I’ve noticed today that the left is in a fury about the Supreme Court’s 5-4 ruling last night striking down New York’s wholly arbitrary restrictions on churches and other places of worship because the Court is “ignoring the advice of the experts.” True indeed.
I could go on at some length about old cases involving the arbitrary (and therefore unconstitutional) use of the government’s police power, but in this case it is worth dwelling for a moment on this rote belief that the Court should defer to the “experts” in the other branches about restricting fundamental constitutional rights, like religious liberty.
Maybe more to the liking of liberals is this language from an old case:
It should be noted, to begin with, that all legal restrictions which curtail the civil rights of a single group are immediately suspect. That is not to say that all such restrictions are unconstitutional. It is to say that courts must subject them to the most rigid scrutiny. Pressing public necessity may sometimes justify the existence of such restrictions. . .
So far so good, but no fair peeking yet! To continue a little further down, though here I am going to omit (with elipses) a few terms so as to highlight the logic of the opinion calling for judicial deference to “experts”:
We cannot reject as unfounded the judgment of . . . authorities and of Congress that there were . . . members of that population, whose number and strength could not be precisely and quickly ascertained. We cannot say that the . . . branches of the Government did not have ground for believing that, in a critical hour, such persons could not readily be isolated and separately dealt with, and constituted a menace to the . . . safety which demanded that prompt and adequate measures be taken to guard against it. . .
It was because we could not reject the finding of . . . authorities that it was impossible to bring about an immediate segregation . . . that we sustained the validity of the curfew order as applying to the whole group. . . In doing so, we are not unmindful of the hardships imposed by it upon a large group of American citizens.

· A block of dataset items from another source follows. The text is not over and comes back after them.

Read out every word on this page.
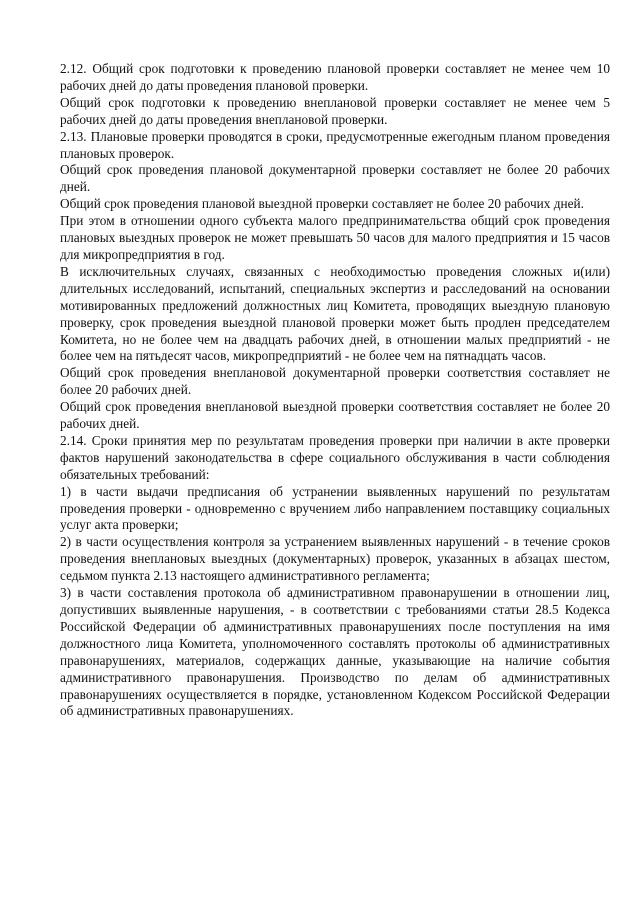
2.12. Общий срок подготовки к проведению плановой проверки составляет не менее чем 10 рабочих дней до даты проведения плановой проверки.

Общий срок подготовки к проведению внеплановой проверки составляет не менее чем 5 рабочих дней до даты проведения внеплановой проверки.

2.13. Плановые проверки проводятся в сроки, предусмотренные ежегодным планом проведения плановых проверок.

Общий срок проведения плановой документарной проверки составляет не более 20 рабочих дней.

Общий срок проведения плановой выездной проверки составляет не более 20 рабочих дней.

При этом в отношении одного субъекта малого предпринимательства общий срок проведения плановых выездных проверок не может превышать 50 часов для малого предприятия и 15 часов для микропредприятия в год.

В исключительных случаях, связанных с необходимостью проведения сложных и(или) длительных исследований, испытаний, специальных экспертиз и расследований на основании мотивированных предложений должностных лиц Комитета, проводящих выездную плановую проверку, срок проведения выездной плановой проверки может быть продлен председателем Комитета, но не более чем на двадцать рабочих дней, в отношении малых предприятий - не более чем на пятьдесят часов, микропредприятий - не более чем на пятнадцать часов.

Общий срок проведения внеплановой документарной проверки соответствия составляет не более 20 рабочих дней.

Общий срок проведения внеплановой выездной проверки соответствия составляет не более 20 рабочих дней.

2.14. Сроки принятия мер по результатам проведения проверки при наличии в акте проверки фактов нарушений законодательства в сфере социального обслуживания в части соблюдения обязательных требований:

1) в части выдачи предписания об устранении выявленных нарушений по результатам проведения проверки - одновременно с вручением либо направлением поставщику социальных услуг акта проверки;

2) в части осуществления контроля за устранением выявленных нарушений - в течение сроков проведения внеплановых выездных (документарных) проверок, указанных в абзацах шестом, седьмом пункта 2.13 настоящего административного регламента;

3) в части составления протокола об административном правонарушении в отношении лиц, допустивших выявленные нарушения, - в соответствии с требованиями статьи 28.5 Кодекса Российской Федерации об административных правонарушениях после поступления на имя должностного лица Комитета, уполномоченного составлять протоколы об административных правонарушениях, материалов, содержащих данные, указывающие на наличие события административного правонарушения. Производство по делам об административных правонарушениях осуществляется в порядке, установленном Кодексом Российской Федерации об административных правонарушениях.
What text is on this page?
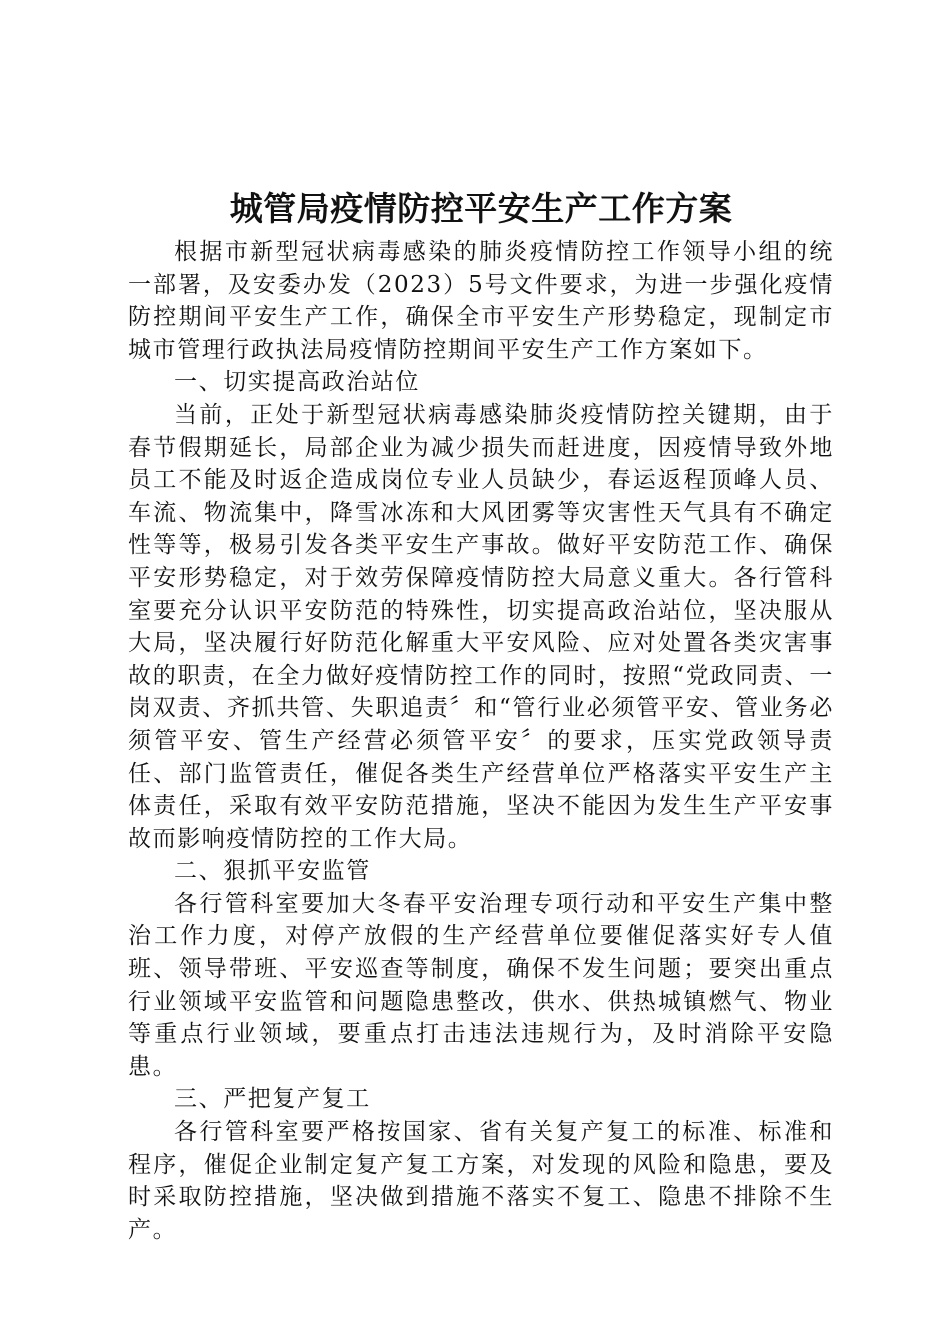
城管局疫情防控平安生产工作方案

根据市新型冠状病毒感染的肺炎疫情防控工作领导小组的统一部署，及安委办发（2023）5号文件要求，为进一步强化疫情防控期间平安生产工作，确保全市平安生产形势稳定，现制定市城市管理行政执法局疫情防控期间平安生产工作方案如下。

一、切实提高政治站位

当前，正处于新型冠状病毒感染肺炎疫情防控关键期，由于春节假期延长，局部企业为减少损失而赶进度，因疫情导致外地员工不能及时返企造成岗位专业人员缺少，春运返程顶峰人员、车流、物流集中，降雪冰冻和大风团雾等灾害性天气具有不确定性等等，极易引发各类平安生产事故。做好平安防范工作、确保平安形势稳定，对于效劳保障疫情防控大局意义重大。各行管科室要充分认识平安防范的特殊性，切实提高政治站位，坚决服从大局，坚决履行好防范化解重大平安风险、应对处置各类灾害事故的职责，在全力做好疫情防控工作的同时，按照“党政同责、一岗双责、齐抓共管、失职追责〞和“管行业必须管平安、管业务必须管平安、管生产经营必须管平安〞的要求，压实党政领导责任、部门监管责任，催促各类生产经营单位严格落实平安生产主体责任，采取有效平安防范措施，坚决不能因为发生生产平安事故而影响疫情防控的工作大局。

二、狠抓平安监管

各行管科室要加大冬春平安治理专项行动和平安生产集中整治工作力度，对停产放假的生产经营单位要催促落实好专人值班、领导带班、平安巡查等制度，确保不发生问题；要突出重点行业领域平安监管和问题隐患整改，供水、供热城镇燃气、物业等重点行业领域，要重点打击违法违规行为，及时消除平安隐患。

三、严把复产复工

各行管科室要严格按国家、省有关复产复工的标准、标准和程序，催促企业制定复产复工方案，对发现的风险和隐患，要及时采取防控措施，坚决做到措施不落实不复工、隐患不排除不生产。
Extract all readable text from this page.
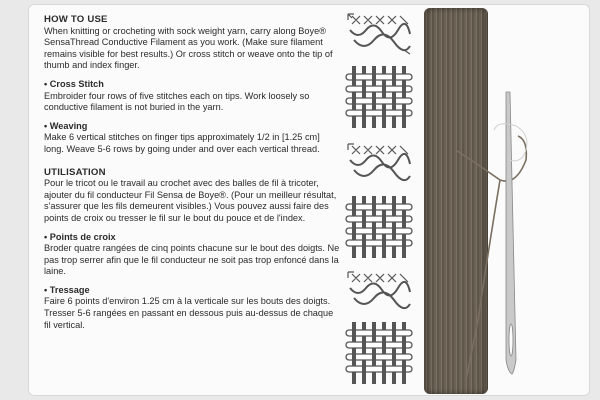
HOW TO USE

When knitting or crocheting with sock weight yarn, carry along Boye® SensaThread Conductive Filament as you work. (Make sure filament remains visible for best results.) Or cross stitch or weave onto the tip of thumb and index finger.

• Cross Stitch

Embroider four rows of five stitches each on tips. Work loosely so conductive filament is not buried in the yarn.

• Weaving

Make 6 vertical stitches on finger tips approximately 1/2 in [1.25 cm] long. Weave 5-6 rows by going under and over each vertical thread.

UTILISATION

Pour le tricot ou le travail au crochet avec des balles de fil à tricoter, ajouter du fil conducteur Fil Sensa de Boye®. (Pour un meilleur résultat, s'assurer que les fils demeurent visibles.) Vous pouvez aussi faire des points de croix ou tresser le fil sur le bout du pouce et de l'index.

• Points de croix

Broder quatre rangées de cinq points chacune sur le bout des doigts. Ne pas trop serrer afin que le fil conducteur ne soit pas trop enfoncé dans la laine.

• Tressage

Faire 6 points d'environ 1.25 cm à la verticale sur les bouts des doigts. Tresser 5-6 rangées en passant en dessous puis au-dessus de chaque fil vertical.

Congress, reposing its confidence in . . . our leaders — as inevitably it must — determined that they should have the power to do just this. There was evidence . . . on the part of some, the . . . authorities considered that the need for action was great, and time was short. We cannot — by availing ourselves of the calm perspective of hindsight — now say that, at that time, these actions were unjustified.
Yes, this is the language from the majority opinion in the Korematsu case in 1944, upholding the internment of ethnic Japanese in World War II, now thought by liberals to be a great disgrace in American history as well as civil rights law. But note a key feature of this case—that the Court should defer to the expertise of the military that thought the internment to be a necessary war measure.
So in arguing that the Supreme Court should defer to “experts” like Governor Cuomo, arbitrarily deciding that liquor stores and acupuncture clinics are “essential” services while churches are not, the left has returned to its logic in Korematsu, because for the left, government power is more important than civil rights. In other words, I could easily re-write the Korematsu opinion almost word-for-word, merely swapping out “health experts” in place of “military command” and “potential COVID spreaders” in place of “Japanese,” and present a ruling that coincides with the left’s view today.
P.S. If I read the opinion correctly, the Court would likely bless a more uniform lockdown that didn’t make these clearly nonsensical and arbitrary distinctions about what can be open and what must be closed. In other words, if New York wants to close down everything, then the closure of churches would likely pass muster with the Court.